Whether Paul, or Apollos, or Cephas, or the world, or life, or death, or things present, or things to come; all are yours;
Verse 22. - Whether Paul, or Apollos, or Cephas. All were their servants for Jesus' sake (2 Corinthians 4:5). Instead of becoming partisans of either, they could enjoy the greatness of all. Or the world. The sudden leap from Cephas to the world shows, as Bengel says, the impetuous leap of thought. There is a passage of similar eloquence in Romans 8:38, 39. The "hundredfold" is promised even in this world (Mark 10:29, 30). Or life. Because life in Christ is the only real life, and Christ came that we might have life, and have it more abundantly (see Romans 8:38). Or death. To the Christian, "to live is Christ, and to die is gain" (Philippians 1:21). So that death is no more than

"The lifting of a latch;
Nought but a step into the open air
Out of a tent already luminous
With light which shines through its transparent folds."
Or things present, or things to come. "He that overcometh shall inherit all things" (Revelation 21:7), because Christ has received all things from the Father.

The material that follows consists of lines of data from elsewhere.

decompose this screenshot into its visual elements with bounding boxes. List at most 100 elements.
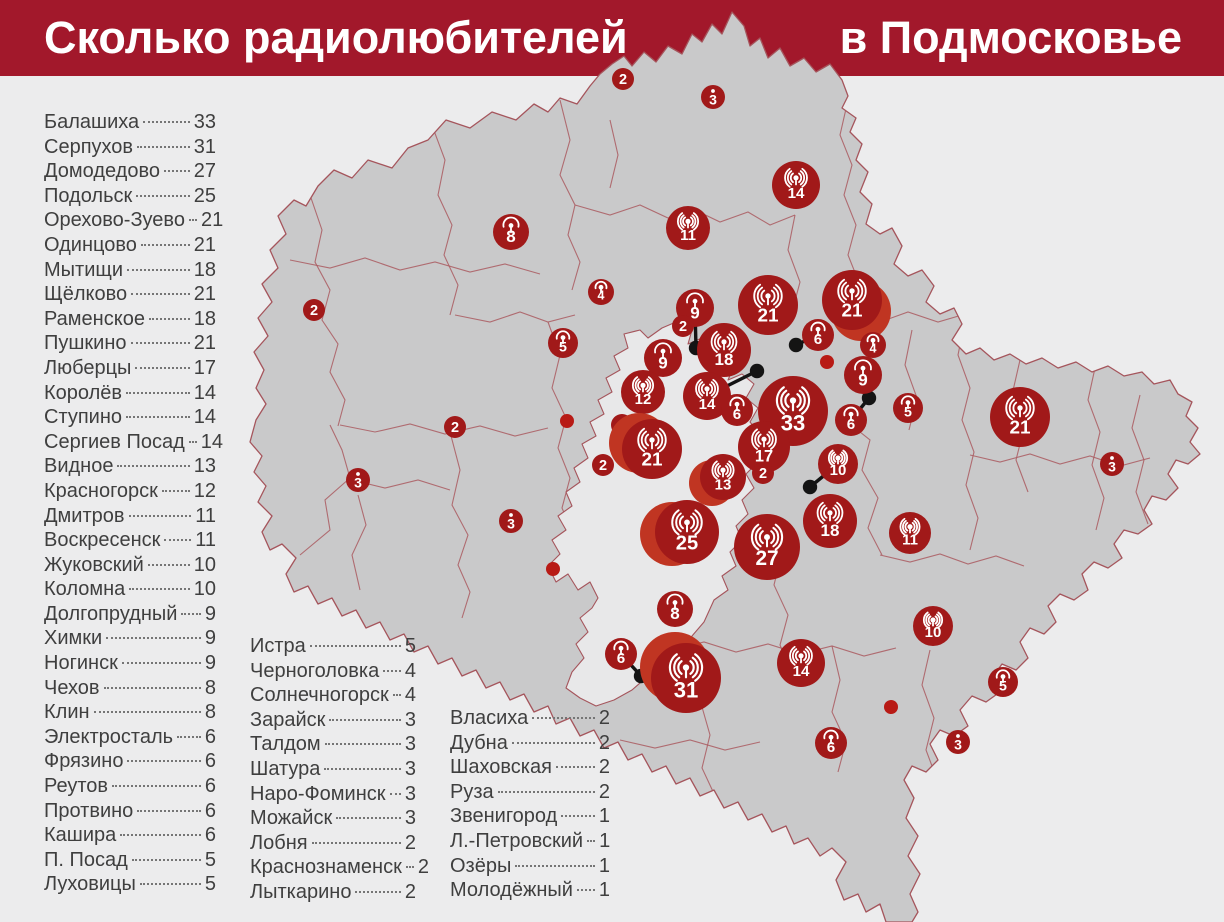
bubble-value: 2 <box>451 420 459 436</box>
legend-item: Долгопрудный 9 <box>44 602 216 627</box>
legend-item: Клин 8 <box>44 700 216 725</box>
radio-antenna-icon <box>729 396 745 412</box>
legend-item: Молодёжный 1 <box>450 878 610 903</box>
bubble-circle <box>672 315 694 337</box>
legend-city-count: 5 <box>204 848 216 871</box>
map-bubble: 4 <box>588 279 614 305</box>
legend-item: П. Посад 5 <box>44 848 216 873</box>
bubble-circle <box>592 454 614 476</box>
legend-city-count: 1 <box>599 829 611 852</box>
legend-city-count: 3 <box>404 757 416 780</box>
bubble-value: 9 <box>858 371 867 390</box>
legend-city-name: Кашира <box>44 824 117 847</box>
legend-dotted-leader <box>497 790 595 793</box>
bubble-value: 6 <box>827 739 835 756</box>
bubble-value: 18 <box>715 350 734 369</box>
legend-item: Люберцы 17 <box>44 356 216 381</box>
bubble-value: 27 <box>755 547 778 570</box>
legend-city-count: 18 <box>193 307 216 330</box>
legend-secondary: Истра 5 Черноголовка 4 Солнечногорск 4 Зарайск… <box>250 634 429 905</box>
bubble-value: 6 <box>814 331 822 348</box>
map-bubble: 8 <box>657 591 693 627</box>
legend-item: Истра 5 <box>250 634 416 659</box>
legend-item: Чехов 8 <box>44 676 216 701</box>
legend-item: Королёв 14 <box>44 381 216 406</box>
bubble-value: 5 <box>904 404 912 420</box>
bubble-circle <box>444 416 466 438</box>
legend-primary: Балашиха 33 Серпухов 31 Домодедово 27 Подольск… <box>44 110 223 897</box>
legend-dotted-leader <box>161 489 190 492</box>
map-bubble: 6 <box>721 394 753 426</box>
legend-item: Домодедово 27 <box>44 159 216 184</box>
bubble-value: 3 <box>954 737 962 753</box>
bubble-value: 18 <box>821 521 840 540</box>
legend-item: Л.-Петровский 1 <box>450 829 610 854</box>
legend-dotted-leader <box>120 834 201 837</box>
legend-dotted-leader <box>324 767 401 770</box>
radio-antenna-icon <box>843 406 859 422</box>
legend-city-name: П. Посад <box>44 848 128 871</box>
legend-item: Балашиха 33 <box>44 110 216 135</box>
map-bubble: 31 <box>640 632 721 713</box>
bubble-value: 4 <box>870 341 877 355</box>
bubble-value: 3 <box>354 475 362 491</box>
bubble-value: 9 <box>690 304 699 323</box>
page-title: Сколько радиолюбителей <box>44 12 628 63</box>
legend-dotted-leader <box>127 760 201 763</box>
bubble-value: 14 <box>793 663 810 680</box>
map-bubble: 2 <box>592 454 614 476</box>
radio-antenna-icon <box>502 216 520 234</box>
legend-dotted-leader <box>511 741 595 744</box>
legend-item: Черноголовка 4 <box>250 659 416 684</box>
legend-city-name: Раменское <box>44 307 145 330</box>
antenna-dot-icon <box>956 734 960 738</box>
bubble-value: 10 <box>925 624 942 641</box>
legend-city-name: Пушкино <box>44 332 127 355</box>
legend-city-count: 27 <box>193 160 216 183</box>
map-bubble: 10 <box>913 606 953 646</box>
map-bubble: 9 <box>844 356 882 394</box>
bubble-value: 6 <box>847 416 855 433</box>
legend-city-name: Реутов <box>44 775 109 798</box>
legend-item: Шатура 3 <box>250 757 416 782</box>
legend-dotted-leader <box>106 637 201 640</box>
legend-item: Протвино 6 <box>44 799 216 824</box>
radio-antenna-icon <box>899 517 921 536</box>
legend-item: Солнечногорск 4 <box>250 683 416 708</box>
radio-antenna-icon <box>654 342 672 360</box>
legend-item: Шаховская 2 <box>450 755 610 780</box>
map-bubble: 4 <box>860 332 886 358</box>
legend-item: Ногинск 9 <box>44 651 216 676</box>
bubble-circle <box>346 468 370 492</box>
legend-dotted-leader <box>181 612 201 615</box>
legend-city-count: 9 <box>204 602 216 625</box>
legend-dotted-leader <box>555 766 595 769</box>
legend-city-count: 2 <box>598 780 610 803</box>
legend-city-name: Дмитров <box>44 504 125 527</box>
legend-city-count: 14 <box>200 430 224 453</box>
legend-dotted-leader <box>309 645 401 647</box>
legend-city-count: 6 <box>204 775 216 798</box>
legend-city-name: Талдом <box>250 733 321 756</box>
bubble-value: 8 <box>670 604 679 623</box>
legend-item: Красногорск 12 <box>44 479 216 504</box>
bubble-value: 25 <box>676 533 698 555</box>
antenna-dot-icon <box>1110 456 1114 460</box>
radio-antenna-icon <box>837 278 867 304</box>
map-bubble: 6 <box>802 319 834 351</box>
radio-antenna-icon <box>775 386 811 415</box>
radio-antenna-icon <box>594 280 608 294</box>
radio-antenna-icon <box>555 330 571 345</box>
legend-item: Пушкино 21 <box>44 331 216 356</box>
legend-city-name: Дубна <box>450 731 508 754</box>
legend-dotted-leader <box>383 669 401 672</box>
map-bubble: 9 <box>644 339 682 377</box>
map-bubble: 2 <box>303 299 325 321</box>
legend-city-name: Протвино <box>44 799 134 822</box>
legend-city-count: 9 <box>204 652 216 675</box>
bubble-value: 13 <box>715 477 732 494</box>
legend-dotted-leader <box>140 243 190 246</box>
legend-dotted-leader <box>131 293 190 296</box>
connector-dot <box>749 363 765 379</box>
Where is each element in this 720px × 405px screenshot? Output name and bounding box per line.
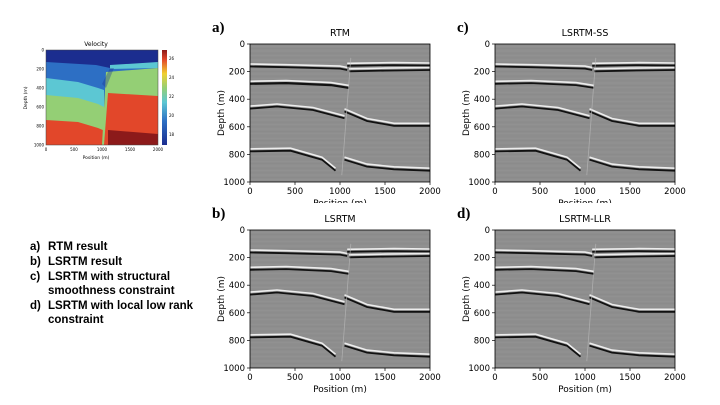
y-tick-label: 1000 [223,364,245,374]
y-axis-label: Depth (m) [217,276,227,322]
velocity-model-figure: Velocity [18,38,180,166]
x-tick-label: 500 [287,187,303,197]
x-tick-label: 1000 [329,187,351,197]
description-item-c: c) LSRTM with structural smoothness const… [30,271,175,297]
panel-title: LSRTM-SS [562,28,609,39]
y-tick-label: 0 [240,40,245,50]
colorbar-tick-label: 2200 [169,94,174,99]
y-tick-label: 0 [485,40,490,50]
description-item-a: a) RTM result [30,241,108,253]
panel-title: LSRTM [324,214,355,225]
panel-letter: b) [212,206,226,222]
x-tick-label: 0 [492,373,497,383]
seismic-image [495,230,675,368]
y-tick-label: 1000 [223,178,245,188]
y-tick-label: 800 [474,336,490,346]
seismic-image [495,44,675,182]
x-tick-label: 0 [492,187,497,197]
x-tick-label: 1500 [619,373,641,383]
velocity-x-tick: 1500 [125,147,136,152]
y-axis-label: Depth (m) [217,90,227,136]
panel-lsrtm-ss: c) LSRTM-SS 0 500 1000 1500 2000 0 200 400 600 800… [457,18,687,209]
y-tick-label: 600 [474,123,490,133]
x-tick-label: 1000 [329,373,351,383]
velocity-x-ticks: 0 500 1000 1500 2000 [45,147,164,152]
y-tick-label: 200 [474,254,490,264]
y-tick-label: 400 [229,95,245,105]
y-tick-label: 600 [229,309,245,319]
y-tick-label: 600 [229,123,245,133]
colorbar-tick-label: 2000 [169,113,174,118]
colorbar-tick-label: 1800 [169,132,174,137]
y-tick-label: 1000 [468,178,490,188]
y-tick-label: 0 [240,226,245,236]
colorbar-tick-label: 2600 [169,56,174,61]
velocity-y-tick: 800 [36,124,44,129]
x-tick-label: 2000 [419,187,441,197]
velocity-y-tick: 600 [36,105,44,110]
description-item-b: b) LSRTM result [30,256,123,268]
velocity-model-image [46,50,158,145]
panel-lsrtm-llr: d) LSRTM-LLR 0 500 1000 1500 2000 0 200 400 600 80… [457,204,687,395]
x-tick-label: 0 [247,373,252,383]
panel-letter: c) [457,20,469,36]
velocity-x-tick: 0 [45,147,48,152]
y-tick-label: 200 [474,68,490,78]
x-tick-label: 2000 [664,187,686,197]
velocity-x-tick: 1000 [97,147,108,152]
velocity-xlabel: Position (m) [83,155,110,161]
y-tick-label: 400 [474,281,490,291]
velocity-y-tick: 1000 [34,143,45,148]
x-tick-label: 2000 [419,373,441,383]
x-tick-label: 1500 [374,373,396,383]
seismic-image [250,44,430,182]
x-tick-label: 500 [532,373,548,383]
y-tick-label: 800 [229,336,245,346]
y-axis-label: Depth (m) [462,276,472,322]
x-axis-label: Position (m) [313,385,367,394]
seismic-image [250,230,430,368]
velocity-colorbar-ticks: 2600 2400 2200 2000 1800 [169,56,180,137]
y-tick-label: 400 [474,95,490,105]
x-tick-label: 500 [532,187,548,197]
velocity-x-tick: 500 [70,147,78,152]
panel-descriptions: a) RTM result b) LSRTM result c) LSRTM with… [30,240,230,328]
colorbar-tick-label: 2400 [169,75,174,80]
x-tick-label: 1000 [574,373,596,383]
velocity-y-tick: 0 [41,48,44,53]
x-axis-label: Position (m) [313,199,367,203]
panel-letter: a) [212,20,225,36]
velocity-y-tick: 400 [36,86,44,91]
x-tick-label: 0 [247,187,252,197]
x-tick-label: 1500 [374,187,396,197]
y-tick-label: 800 [229,150,245,160]
y-tick-label: 0 [485,226,490,236]
panel-letter: d) [457,206,471,222]
y-tick-label: 400 [229,281,245,291]
velocity-ylabel: Depth (m) [23,86,29,109]
velocity-title: Velocity [84,41,108,48]
y-axis-label: Depth (m) [462,90,472,136]
panel-title: RTM [330,28,350,39]
x-tick-label: 500 [287,373,303,383]
x-axis-label: Position (m) [558,385,612,394]
y-tick-label: 200 [229,68,245,78]
y-tick-label: 800 [474,150,490,160]
panel-title: LSRTM-LLR [559,214,611,225]
x-axis-label: Position (m) [558,199,612,203]
x-tick-label: 1500 [619,187,641,197]
y-tick-label: 1000 [468,364,490,374]
panel-rtm: a) RTM 0 500 1000 1500 2000 0 200 400 600 800 1000 P… [212,18,442,209]
panel-lsrtm: b) LSRTM 0 500 1000 1500 2000 0 200 400 600 800 100… [212,204,442,395]
y-tick-label: 600 [474,309,490,319]
x-tick-label: 2000 [664,373,686,383]
velocity-x-tick: 2000 [153,147,164,152]
description-item-d: d) LSRTM with local low rank constraint [30,300,194,326]
velocity-colorbar [162,50,167,145]
velocity-y-ticks: 0 200 400 600 800 1000 [34,48,45,148]
velocity-y-tick: 200 [36,67,44,72]
x-tick-label: 1000 [574,187,596,197]
y-tick-label: 200 [229,254,245,264]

And ye are Christ's; and Christ is God's.
Verse 23. - And ye are Christ's (see 1 Corinthians 6:19; 1 Corinthians 15:23; Romans 14:8; Galatians 3:29). Christians possess because they are possessed by Christ (Meyer). Christ is our Master, and God our Father (Matthew 23:10). And Christ is God's; because "Christ is equal to the Father as touching his Godhead, but inferior to the Father as touching his manhood." Hence in 1 Corinthians 11:3 he says, "The head of Christ is God;" and in 1 Corinthians 15:28, we read of Christ resigning his mediatorial kingdom, that God may be all in all. Perhaps St. Paul implies the thought that Christ belongs, not to a party, but to God, the Father of us all. But the ultimate climax from Christ to God is found also in 1 Corinthians 4:1: Romans 15:5, etc.